Евгений евтушенко: «моя жена, работавшая врачом в переделкино, однажды сказала: «женя, иди к роберту». Я сразу все понял и побежал»
Роберт Рождественский ушел из жизни в августе
1994-го. А 20 июня нынешнего года ему исполнилось бы 75. О старом коллеге и близком товарище рассказывает другой легендарный шестидесятник Евгений Евтушенко.
«Поэт Смеляков попал в ГУЛАГ за то, что справил малую нужду на портрет вождя»
- Человеку надо мало, Евгений Александрович?

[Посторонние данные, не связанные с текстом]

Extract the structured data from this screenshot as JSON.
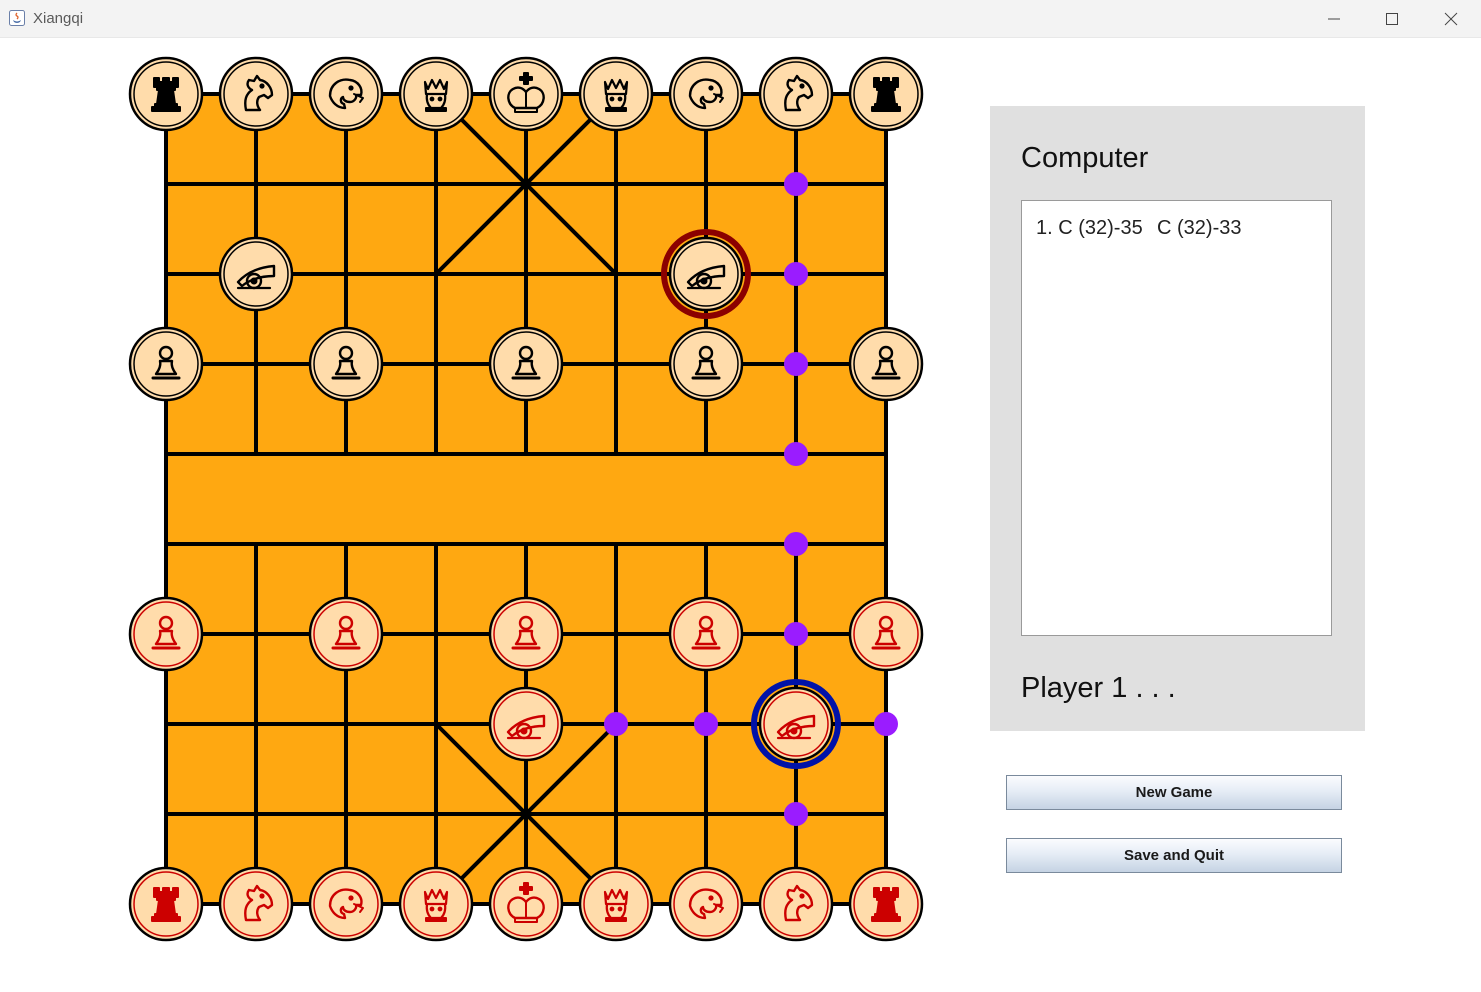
{
  "window": {
    "title": "Xiangqi"
  },
  "colors": {
    "board": "#ffa811",
    "board_line": "#000000",
    "piece_face": "#ffdcab",
    "black_piece": "#000000",
    "red_piece": "#cc0000",
    "marker": "#9a1cff",
    "last_move_ring": "#8b0000",
    "selected_ring": "#0012a8"
  },
  "board": {
    "pieces": [
      {
        "side": "black",
        "type": "rook",
        "icon": "rook-icon",
        "col": 0,
        "row": 0
      },
      {
        "side": "black",
        "type": "horse",
        "icon": "horse-icon",
        "col": 1,
        "row": 0
      },
      {
        "side": "black",
        "type": "elephant",
        "icon": "elephant-icon",
        "col": 2,
        "row": 0
      },
      {
        "side": "black",
        "type": "advisor",
        "icon": "advisor-icon",
        "col": 3,
        "row": 0
      },
      {
        "side": "black",
        "type": "general",
        "icon": "general-icon",
        "col": 4,
        "row": 0
      },
      {
        "side": "black",
        "type": "advisor",
        "icon": "advisor-icon",
        "col": 5,
        "row": 0
      },
      {
        "side": "black",
        "type": "elephant",
        "icon": "elephant-icon",
        "col": 6,
        "row": 0
      },
      {
        "side": "black",
        "type": "horse",
        "icon": "horse-icon",
        "col": 7,
        "row": 0
      },
      {
        "side": "black",
        "type": "rook",
        "icon": "rook-icon",
        "col": 8,
        "row": 0
      },
      {
        "side": "black",
        "type": "cannon",
        "icon": "cannon-icon",
        "col": 1,
        "row": 2
      },
      {
        "side": "black",
        "type": "cannon",
        "icon": "cannon-icon",
        "col": 6,
        "row": 2,
        "highlight": "last-move"
      },
      {
        "side": "black",
        "type": "soldier",
        "icon": "soldier-icon",
        "col": 0,
        "row": 3
      },
      {
        "side": "black",
        "type": "soldier",
        "icon": "soldier-icon",
        "col": 2,
        "row": 3
      },
      {
        "side": "black",
        "type": "soldier",
        "icon": "soldier-icon",
        "col": 4,
        "row": 3
      },
      {
        "side": "black",
        "type": "soldier",
        "icon": "soldier-icon",
        "col": 6,
        "row": 3
      },
      {
        "side": "black",
        "type": "soldier",
        "icon": "soldier-icon",
        "col": 8,
        "row": 3
      },
      {
        "side": "red",
        "type": "soldier",
        "icon": "soldier-icon",
        "col": 0,
        "row": 6
      },
      {
        "side": "red",
        "type": "soldier",
        "icon": "soldier-icon",
        "col": 2,
        "row": 6
      },
      {
        "side": "red",
        "type": "soldier",
        "icon": "soldier-icon",
        "col": 4,
        "row": 6
      },
      {
        "side": "red",
        "type": "soldier",
        "icon": "soldier-icon",
        "col": 6,
        "row": 6
      },
      {
        "side": "red",
        "type": "soldier",
        "icon": "soldier-icon",
        "col": 8,
        "row": 6
      },
      {
        "side": "red",
        "type": "cannon",
        "icon": "cannon-icon",
        "col": 4,
        "row": 7
      },
      {
        "side": "red",
        "type": "cannon",
        "icon": "cannon-icon",
        "col": 7,
        "row": 7,
        "highlight": "selected"
      },
      {
        "side": "red",
        "type": "rook",
        "icon": "rook-icon",
        "col": 0,
        "row": 9
      },
      {
        "side": "red",
        "type": "horse",
        "icon": "horse-icon",
        "col": 1,
        "row": 9
      },
      {
        "side": "red",
        "type": "elephant",
        "icon": "elephant-icon",
        "col": 2,
        "row": 9
      },
      {
        "side": "red",
        "type": "advisor",
        "icon": "advisor-icon",
        "col": 3,
        "row": 9
      },
      {
        "side": "red",
        "type": "general",
        "icon": "general-icon",
        "col": 4,
        "row": 9
      },
      {
        "side": "red",
        "type": "advisor",
        "icon": "advisor-icon",
        "col": 5,
        "row": 9
      },
      {
        "side": "red",
        "type": "elephant",
        "icon": "elephant-icon",
        "col": 6,
        "row": 9
      },
      {
        "side": "red",
        "type": "horse",
        "icon": "horse-icon",
        "col": 7,
        "row": 9
      },
      {
        "side": "red",
        "type": "rook",
        "icon": "rook-icon",
        "col": 8,
        "row": 9
      }
    ],
    "legal_moves": [
      {
        "col": 7,
        "row": 1
      },
      {
        "col": 7,
        "row": 2
      },
      {
        "col": 7,
        "row": 3
      },
      {
        "col": 7,
        "row": 4
      },
      {
        "col": 7,
        "row": 5
      },
      {
        "col": 7,
        "row": 6
      },
      {
        "col": 7,
        "row": 8
      },
      {
        "col": 5,
        "row": 7
      },
      {
        "col": 6,
        "row": 7
      },
      {
        "col": 8,
        "row": 7
      }
    ]
  },
  "panel": {
    "computer_label": "Computer",
    "moves": [
      {
        "red": "1. C (32)-35",
        "black": "C (32)-33"
      }
    ],
    "status": "Player 1 . . ."
  },
  "buttons": {
    "new_game": "New Game",
    "save_quit": "Save and Quit"
  }
}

- Смотря, какому Могу продолжить словами Роберта:
«Чтоб искал и находил.
Чтоб имелись для начала
Друг — один
И враг — один».
Помню, давным-давно, лет, наверное, пятьдесят назад, был такой случай. Сидели дружной компанией — замечательный поэт Володя Соколов, накануне женившийся Роберт с молодой супругой Аллой Киреевой и я. Алла предложила погадать на будущее. По картам жить нам выпало долго и счастливо, стать успешными и знаменитыми. А в действительности каждому был отмерен свой срок: первым этот мир покинул Роберт, потом Володя. Да и славу мы не искали, она пришла сама.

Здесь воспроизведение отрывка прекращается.